The first phase of the huge Battersea Power Station redevelopment has been awarded; and a warning over Scottish renewables.
5pm: Consultant Mott MacDonald has been certified as achieving best practice in prevention of bribery and corruption.
The firm received anti-bribery management standard BS10500 from accredited provider Lloyd’s Register Quality Assurance.
It covers Mott MacDonald’s work in the transport, energy, water, buildings, environment and industry sectors.
The standard takes into account the requirements of the UK Bribery Act 2010.
2pm: London mayor Boris Johnson has welcomed Carillion’s appointment on the Battersea Power Station project.
The Wolverhampton-based contractor will deliver the first phase of the huge redevelopment under a £400M deal (see 10.30am).
Johnson said: “This is a hugely important step forward in the regeneration of Battersea Power Station and it paves the way for the creation of thousands of new jobs and homes.
“I’m delighted that we now have one of the UK’s leading firms on board to help deliver what is without doubt one of London’s most important construction projects in decades.”

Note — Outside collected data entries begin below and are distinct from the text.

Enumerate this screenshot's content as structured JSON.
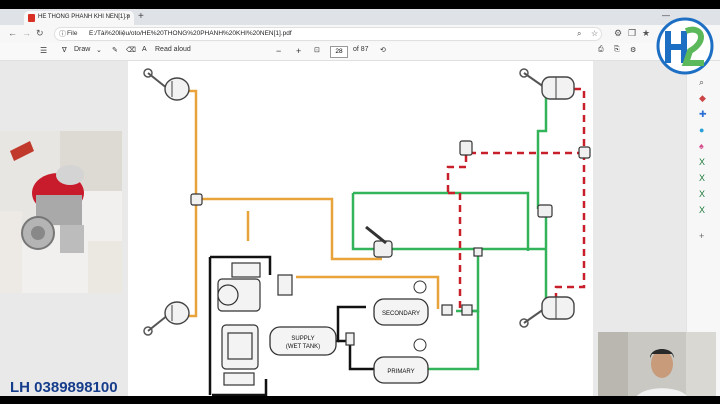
{
  "browser": {
    "tab_title": "HE THONG PHANH KHI NEN[1].p",
    "tab_close": "×",
    "new_tab": "+",
    "file_label": "File",
    "url": "E:/Tài%20liệu/oto/HE%20THONG%20PHANH%20KHI%20NEN[1].pdf"
  },
  "pdf_toolbar": {
    "draw_label": "Draw",
    "read_aloud_label": "Read aloud",
    "zoom_out": "−",
    "zoom_in": "+",
    "page_current": "28",
    "page_total": "of 87"
  },
  "diagram": {
    "secondary_label": "SECONDARY",
    "primary_label": "PRIMARY",
    "supply_label_1": "SUPPLY",
    "supply_label_2": "(WET TANK)"
  },
  "overlay": {
    "phone_text": "LH 0389898100"
  },
  "colors": {
    "orange_line": "#e8a33b",
    "green_line": "#33b35a",
    "red_dash": "#c8202a",
    "black_line": "#111111",
    "phone_text": "#163d8c",
    "logo_blue": "#1d6fc4"
  },
  "icons": [
    "back-icon",
    "forward-icon",
    "reload-icon",
    "pdf-file-icon",
    "search-icon",
    "star-icon",
    "extensions-icon",
    "profile-icon",
    "menu-icon",
    "filter-icon",
    "draw-icon",
    "eraser-icon",
    "read-aloud-icon",
    "fit-page-icon",
    "rotate-icon",
    "print-icon",
    "save-icon",
    "settings-icon"
  ]
}
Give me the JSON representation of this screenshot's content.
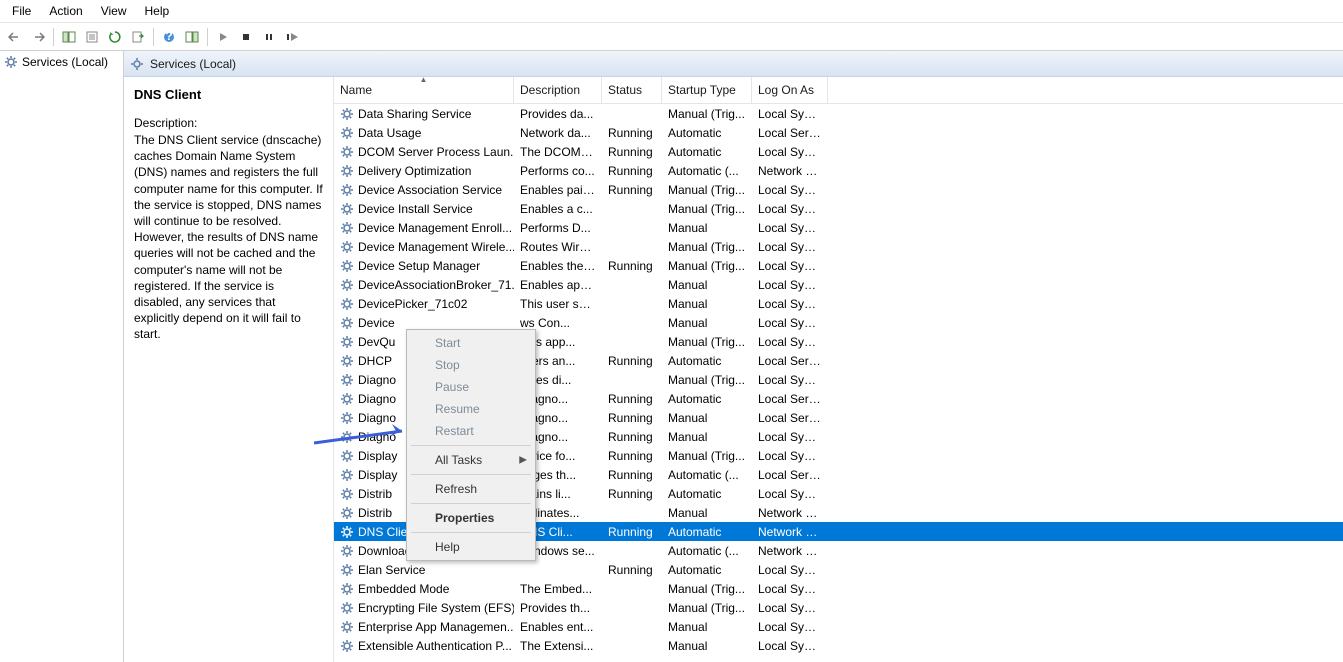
{
  "menu": {
    "items": [
      "File",
      "Action",
      "View",
      "Help"
    ]
  },
  "tree": {
    "root": "Services (Local)"
  },
  "tab": {
    "title": "Services (Local)"
  },
  "detail": {
    "title": "DNS Client",
    "subhead": "Description:",
    "description": "The DNS Client service (dnscache) caches Domain Name System (DNS) names and registers the full computer name for this computer. If the service is stopped, DNS names will continue to be resolved. However, the results of DNS name queries will not be cached and the computer's name will not be registered. If the service is disabled, any services that explicitly depend on it will fail to start."
  },
  "columns": [
    "Name",
    "Description",
    "Status",
    "Startup Type",
    "Log On As"
  ],
  "rows": [
    {
      "name": "Data Sharing Service",
      "desc": "Provides da...",
      "status": "",
      "startup": "Manual (Trig...",
      "logon": "Local Syste..."
    },
    {
      "name": "Data Usage",
      "desc": "Network da...",
      "status": "Running",
      "startup": "Automatic",
      "logon": "Local Service"
    },
    {
      "name": "DCOM Server Process Laun...",
      "desc": "The DCOML...",
      "status": "Running",
      "startup": "Automatic",
      "logon": "Local Syste..."
    },
    {
      "name": "Delivery Optimization",
      "desc": "Performs co...",
      "status": "Running",
      "startup": "Automatic (...",
      "logon": "Network S..."
    },
    {
      "name": "Device Association Service",
      "desc": "Enables pair...",
      "status": "Running",
      "startup": "Manual (Trig...",
      "logon": "Local Syste..."
    },
    {
      "name": "Device Install Service",
      "desc": "Enables a c...",
      "status": "",
      "startup": "Manual (Trig...",
      "logon": "Local Syste..."
    },
    {
      "name": "Device Management Enroll...",
      "desc": "Performs D...",
      "status": "",
      "startup": "Manual",
      "logon": "Local Syste..."
    },
    {
      "name": "Device Management Wirele...",
      "desc": "Routes Wire...",
      "status": "",
      "startup": "Manual (Trig...",
      "logon": "Local Syste..."
    },
    {
      "name": "Device Setup Manager",
      "desc": "Enables the ...",
      "status": "Running",
      "startup": "Manual (Trig...",
      "logon": "Local Syste..."
    },
    {
      "name": "DeviceAssociationBroker_71...",
      "desc": "Enables app...",
      "status": "",
      "startup": "Manual",
      "logon": "Local Syste..."
    },
    {
      "name": "DevicePicker_71c02",
      "desc": "This user ser...",
      "status": "",
      "startup": "Manual",
      "logon": "Local Syste..."
    },
    {
      "name": "Device",
      "desc": "ws Con...",
      "status": "",
      "startup": "Manual",
      "logon": "Local Syste..."
    },
    {
      "name": "DevQu",
      "desc": "bles app...",
      "status": "",
      "startup": "Manual (Trig...",
      "logon": "Local Syste..."
    },
    {
      "name": "DHCP",
      "desc": "isters an...",
      "status": "Running",
      "startup": "Automatic",
      "logon": "Local Service"
    },
    {
      "name": "Diagno",
      "desc": "cutes di...",
      "status": "",
      "startup": "Manual (Trig...",
      "logon": "Local Syste..."
    },
    {
      "name": "Diagno",
      "desc": "Diagno...",
      "status": "Running",
      "startup": "Automatic",
      "logon": "Local Service"
    },
    {
      "name": "Diagno",
      "desc": "Diagno...",
      "status": "Running",
      "startup": "Manual",
      "logon": "Local Service"
    },
    {
      "name": "Diagno",
      "desc": "Diagno...",
      "status": "Running",
      "startup": "Manual",
      "logon": "Local Syste..."
    },
    {
      "name": "Display",
      "desc": "ervice fo...",
      "status": "Running",
      "startup": "Manual (Trig...",
      "logon": "Local Syste..."
    },
    {
      "name": "Display",
      "desc": "nages th...",
      "status": "Running",
      "startup": "Automatic (...",
      "logon": "Local Service"
    },
    {
      "name": "Distrib",
      "desc": "ntains li...",
      "status": "Running",
      "startup": "Automatic",
      "logon": "Local Syste..."
    },
    {
      "name": "Distrib",
      "desc": "ordinates...",
      "status": "",
      "startup": "Manual",
      "logon": "Network S..."
    },
    {
      "name": "DNS Client",
      "desc": "DNS Cli...",
      "status": "Running",
      "startup": "Automatic",
      "logon": "Network S...",
      "selected": true
    },
    {
      "name": "Downloaded Maps Manager",
      "desc": "Windows se...",
      "status": "",
      "startup": "Automatic (...",
      "logon": "Network S..."
    },
    {
      "name": "Elan Service",
      "desc": "",
      "status": "Running",
      "startup": "Automatic",
      "logon": "Local Syste..."
    },
    {
      "name": "Embedded Mode",
      "desc": "The Embed...",
      "status": "",
      "startup": "Manual (Trig...",
      "logon": "Local Syste..."
    },
    {
      "name": "Encrypting File System (EFS)",
      "desc": "Provides th...",
      "status": "",
      "startup": "Manual (Trig...",
      "logon": "Local Syste..."
    },
    {
      "name": "Enterprise App Managemen...",
      "desc": "Enables ent...",
      "status": "",
      "startup": "Manual",
      "logon": "Local Syste..."
    },
    {
      "name": "Extensible Authentication P...",
      "desc": "The Extensi...",
      "status": "",
      "startup": "Manual",
      "logon": "Local Syste..."
    }
  ],
  "context_menu": {
    "items": [
      {
        "label": "Start",
        "disabled": true
      },
      {
        "label": "Stop",
        "disabled": true
      },
      {
        "label": "Pause",
        "disabled": true
      },
      {
        "label": "Resume",
        "disabled": true
      },
      {
        "label": "Restart",
        "disabled": true
      },
      {
        "sep": true
      },
      {
        "label": "All Tasks",
        "submenu": true
      },
      {
        "sep": true
      },
      {
        "label": "Refresh"
      },
      {
        "sep": true
      },
      {
        "label": "Properties",
        "bold": true
      },
      {
        "sep": true
      },
      {
        "label": "Help"
      }
    ]
  }
}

12.30pm: Pheonix Natural Gas is seeking contractors for a gas network project in Northern Ireland worth up to £60M.
The five-year deal is expected to involve supplying and installing 360km of mains pipework, along with 42,000 customer connections.
Contractors have until 14 June to register interest in the contract.

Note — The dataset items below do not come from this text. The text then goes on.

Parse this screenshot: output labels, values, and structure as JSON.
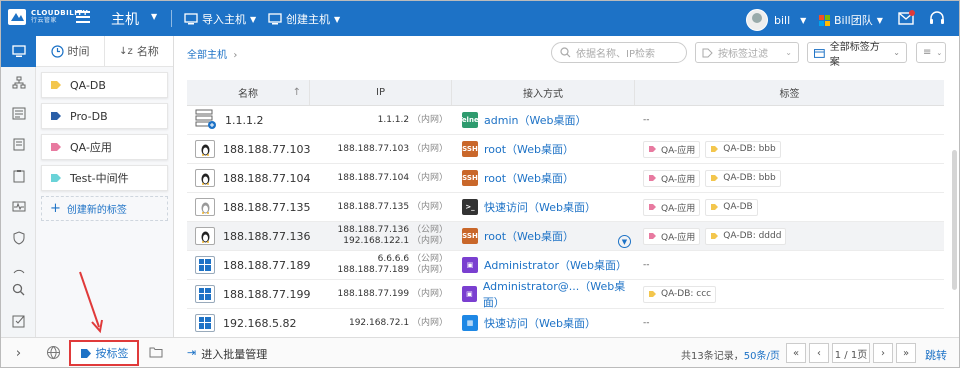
{
  "brand": {
    "name": "CLOUDBILITY",
    "sub": "行云管家"
  },
  "topbar": {
    "title": "主机",
    "import": "导入主机",
    "create": "创建主机",
    "user": "bill",
    "team": "Bill团队"
  },
  "colors": {
    "primary": "#1d72c6",
    "red": "#e03a3a"
  },
  "tagpanel": {
    "sort_time": "时间",
    "sort_name": "名称",
    "new_tag": "创建新的标签",
    "tags": [
      {
        "label": "QA-DB",
        "color": "#f3c64d"
      },
      {
        "label": "Pro-DB",
        "color": "#2a5fa8"
      },
      {
        "label": "QA-应用",
        "color": "#e87aa0"
      },
      {
        "label": "Test-中间件",
        "color": "#6ad3d8"
      }
    ]
  },
  "main": {
    "breadcrumb": "全部主机",
    "search_placeholder": "依据名称、IP检索",
    "tag_filter": "按标签过滤",
    "tag_scheme": "全部标签方案",
    "columns": {
      "name": "名称",
      "ip": "IP",
      "access": "接入方式",
      "tags": "标签"
    },
    "rows": [
      {
        "name": "1.1.1.2",
        "os": "server",
        "ips": [
          {
            "ip": "1.1.1.2",
            "net": "（内网）"
          }
        ],
        "acc_icon": "Telnet",
        "acc_color": "#2e9b6e",
        "access": "admin（Web桌面）",
        "tags": [],
        "empty": "--"
      },
      {
        "name": "188.188.77.103",
        "os": "linux",
        "ips": [
          {
            "ip": "188.188.77.103",
            "net": "（内网）"
          }
        ],
        "acc_icon": "SSH",
        "acc_color": "#c9672a",
        "access": "root（Web桌面）",
        "tags": [
          "QA-应用",
          "QA-DB: bbb"
        ]
      },
      {
        "name": "188.188.77.104",
        "os": "linux",
        "ips": [
          {
            "ip": "188.188.77.104",
            "net": "（内网）"
          }
        ],
        "acc_icon": "SSH",
        "acc_color": "#c9672a",
        "access": "root（Web桌面）",
        "tags": [
          "QA-应用",
          "QA-DB: bbb"
        ]
      },
      {
        "name": "188.188.77.135",
        "os": "linux-grey",
        "ips": [
          {
            "ip": "188.188.77.135",
            "net": "（内网）"
          }
        ],
        "acc_icon": ">_",
        "acc_color": "#333",
        "access": "快速访问（Web桌面）",
        "tags": [
          "QA-应用",
          "QA-DB"
        ]
      },
      {
        "name": "188.188.77.136",
        "os": "linux",
        "ips": [
          {
            "ip": "188.188.77.136",
            "net": "（公网）"
          },
          {
            "ip": "192.168.122.1",
            "net": "（内网）"
          }
        ],
        "acc_icon": "SSH",
        "acc_color": "#c9672a",
        "access": "root（Web桌面）",
        "tags": [
          "QA-应用",
          "QA-DB: dddd"
        ]
      },
      {
        "name": "188.188.77.189",
        "os": "windows",
        "ips": [
          {
            "ip": "6.6.6.6",
            "net": "（公网）"
          },
          {
            "ip": "188.188.77.189",
            "net": "（内网）"
          }
        ],
        "acc_icon": "RDP",
        "acc_color": "#7a3fd0",
        "access": "Administrator（Web桌面）",
        "tags": [],
        "empty": "--"
      },
      {
        "name": "188.188.77.199",
        "os": "windows",
        "ips": [
          {
            "ip": "188.188.77.199",
            "net": "（内网）"
          }
        ],
        "acc_icon": "RDP",
        "acc_color": "#7a3fd0",
        "access": "Administrator@...（Web桌面）",
        "tags": [
          "QA-DB: ccc"
        ]
      },
      {
        "name": "192.168.5.82",
        "os": "windows",
        "ips": [
          {
            "ip": "192.168.72.1",
            "net": "（内网）"
          }
        ],
        "acc_icon": "WIN",
        "acc_color": "#1e88e5",
        "access": "快速访问（Web桌面）",
        "tags": [],
        "empty": "--"
      }
    ]
  },
  "bottom": {
    "bytag": "按标签",
    "batch": "进入批量管理",
    "total": "共13条记录，",
    "per_page": "50条/页",
    "page": "1 / 1页",
    "jump": "跳转"
  }
}
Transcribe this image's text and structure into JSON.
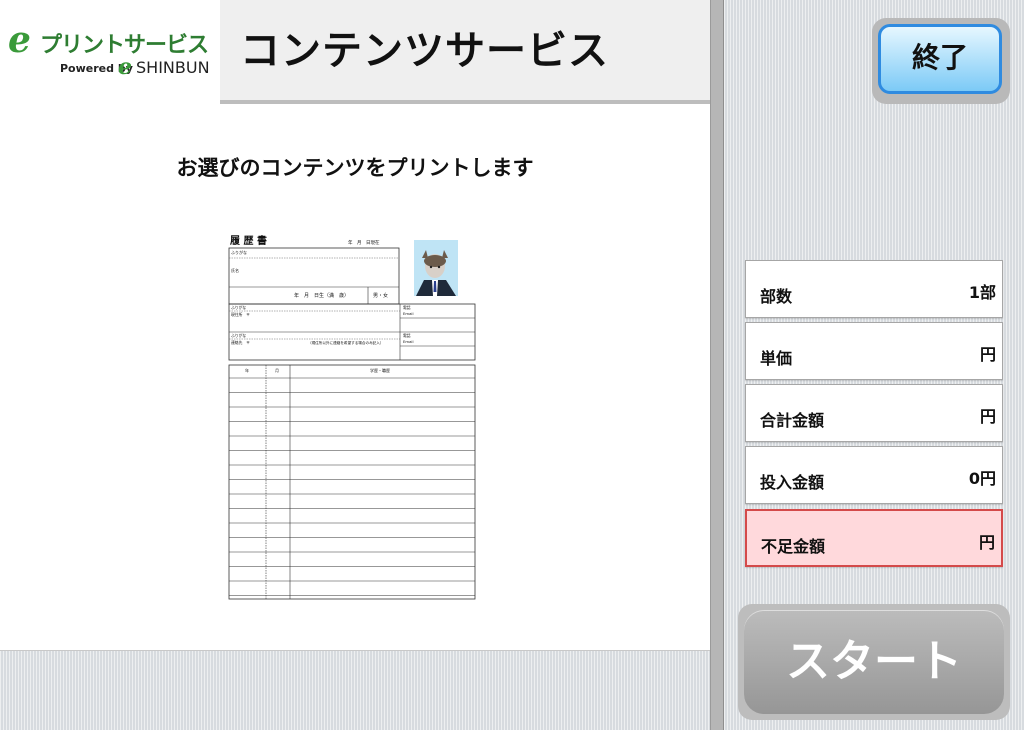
{
  "header": {
    "logo": {
      "brand": "プリントサービス",
      "powered_by": "Powered by",
      "company": "SHINBUN"
    },
    "title": "コンテンツサービス"
  },
  "main": {
    "instruction": "お選びのコンテンツをプリントします",
    "preview": {
      "doc_title": "履 歴 書",
      "date_line": "年　月　日現在",
      "furigana": "ふりがな",
      "name_label": "氏名",
      "birth_line": "年　月　日生（満　歳）",
      "sex": "男・女",
      "furigana2": "ふりがな",
      "address_label": "現住所　〒",
      "phone_label": "電話",
      "email_label": "Email",
      "furigana3": "ふりがな",
      "contact_label": "連絡先　〒",
      "contact_note": "（現住所以外に連絡を希望する場合のみ記入）",
      "phone_label2": "電話",
      "email_label2": "Email",
      "col_year": "年",
      "col_month": "月",
      "col_history": "学歴・職歴"
    }
  },
  "side": {
    "end_button": "終了",
    "rows": [
      {
        "label": "部数",
        "value": "1部"
      },
      {
        "label": "単価",
        "value": "円"
      },
      {
        "label": "合計金額",
        "value": "円"
      },
      {
        "label": "投入金額",
        "value": "0円"
      },
      {
        "label": "不足金額",
        "value": "円"
      }
    ],
    "start_button": "スタート"
  },
  "colors": {
    "accent_blue": "#2f8be0",
    "alert_red": "#d44a4a",
    "brand_green": "#2e7d32"
  }
}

Up to six firms will be shortlisted and invited to submit full tenders.
12pm: The Highways Agency has been forced to change procurement tack for an area maintenance deal after finding “irregularities” in all submitted bids.
It decided to switch to a negotiated procedure for the Area 8 asset support contract (ASC), which covers Bedfordshire, Buckinghamshire and parts of Cambridgeshire.

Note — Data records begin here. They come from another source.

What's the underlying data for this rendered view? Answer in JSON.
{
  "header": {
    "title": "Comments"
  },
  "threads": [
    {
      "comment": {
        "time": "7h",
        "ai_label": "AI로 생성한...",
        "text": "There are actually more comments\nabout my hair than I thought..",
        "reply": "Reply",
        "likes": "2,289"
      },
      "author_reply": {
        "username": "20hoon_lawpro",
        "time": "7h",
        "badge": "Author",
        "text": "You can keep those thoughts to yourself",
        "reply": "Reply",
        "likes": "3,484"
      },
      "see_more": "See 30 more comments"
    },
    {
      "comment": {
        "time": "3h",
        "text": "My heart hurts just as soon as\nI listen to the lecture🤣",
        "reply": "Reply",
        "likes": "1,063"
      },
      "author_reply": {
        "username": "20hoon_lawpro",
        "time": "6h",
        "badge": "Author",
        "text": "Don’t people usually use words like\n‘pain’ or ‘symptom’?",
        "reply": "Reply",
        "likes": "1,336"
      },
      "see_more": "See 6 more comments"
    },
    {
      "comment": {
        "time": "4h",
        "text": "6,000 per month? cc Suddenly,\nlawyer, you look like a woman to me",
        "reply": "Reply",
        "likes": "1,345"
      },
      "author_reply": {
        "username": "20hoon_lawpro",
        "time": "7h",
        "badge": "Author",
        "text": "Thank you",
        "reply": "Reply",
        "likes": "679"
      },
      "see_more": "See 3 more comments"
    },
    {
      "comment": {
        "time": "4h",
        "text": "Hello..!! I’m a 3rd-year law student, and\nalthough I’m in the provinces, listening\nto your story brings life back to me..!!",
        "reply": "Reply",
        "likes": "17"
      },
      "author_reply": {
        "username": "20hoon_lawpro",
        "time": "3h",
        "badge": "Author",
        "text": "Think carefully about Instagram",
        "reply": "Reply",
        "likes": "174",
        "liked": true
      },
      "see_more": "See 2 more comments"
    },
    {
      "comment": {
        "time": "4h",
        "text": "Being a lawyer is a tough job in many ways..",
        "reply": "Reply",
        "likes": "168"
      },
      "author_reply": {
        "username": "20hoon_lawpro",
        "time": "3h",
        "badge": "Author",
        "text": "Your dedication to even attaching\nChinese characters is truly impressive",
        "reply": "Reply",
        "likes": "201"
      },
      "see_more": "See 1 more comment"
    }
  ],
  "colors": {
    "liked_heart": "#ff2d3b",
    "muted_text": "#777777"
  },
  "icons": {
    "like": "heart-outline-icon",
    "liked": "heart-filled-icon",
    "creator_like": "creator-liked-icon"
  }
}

Amey, an Atkins/Skanka joint venture, a Balfour Beatty/Mott MacDonald JV and Carillion had been invited to tender for the job, which is worth up to £50M a year.
An agency spokesman said: “The tender documents submitted by the companies participating in tender process for ASC 8, all of whom are well established and experienced suppliers within the maintenance contracting community, contained irregularities and it has not been possible to resolve them within the terms of that competition.”
11.30am: Proposals for a 135,000m2 mixed-use scheme on London’s South Bank have been approved by planners.
A joint venture between Canary Wharf Group and Qatari Diar received permission for the Shell Centre redevelopment.
The scheme will include a 27-storey tower along with eight new buildings providing a mix of retail, office and residential space.
Construction is due to begin later this year, with completion by 2019.
11am: Renowned London-based architect Zaha Hadid has been selected to design one of three main stations on the Riyadh Metro.
The Iraqi-born double Stirling prize winner will design King Abdullah Financial District Metro Station in the Saudi city.
Germany’s Gerber Architekten will design the Olaya Metro Station, while Norway’s Snohetta will draw up the Downtown Metro Station.
Arriyadh Development Authority director Khalid Hazzani said: “The selection of station designs is an exciting milestone for Riyadh Metro.”
10.30am: Carillion has secured the £400M first phase of the huge Battersea Power Station redevelopment.
The Wolverhampton-based contractor will build two blocks including 866 residential apartments, retail space, theatre facilities and basement parking.
The scheme forms part of a major mixed-use development around the restored Grade II* listed power station on the River Thames.
Work is due to start on site this summer, with completion of phase one scheduled for 2016.
10am: The government has revealed there has been £29bn investment in UK renewables since 2010.
The Department of Energy and Climate Change said this private sector money had supported projects with the potential to create almost 30,000 jobs.
Nearly half of this investment – £14.5bn – has been for projects in England; with Scotland close behind at £13.1bn.
Energy secretary Edward Davey said: “The commitment of the UK Government to a vision of a low carbon future is building up a bow wave of new jobs and investment in the economy.”
9.30am: Energy secretary Edward Davey has warned Scotland that its renewables sector could suffer if it gains independence
A referendum on whether Scotland should be an independent country will be held in September 2014.
Davey said at an energy conference in Aberdeen: “Under the current Renewables Obligation system, some 37% of the support – around £530M annually – goes to Scottish renewables projects. But only 9% of UK electricity sales are here in Scotland.
“So would an independent Scotland be able to deliver the same support to renewables on the back of a domestic electricity market that is only one 10th the size of the UK?”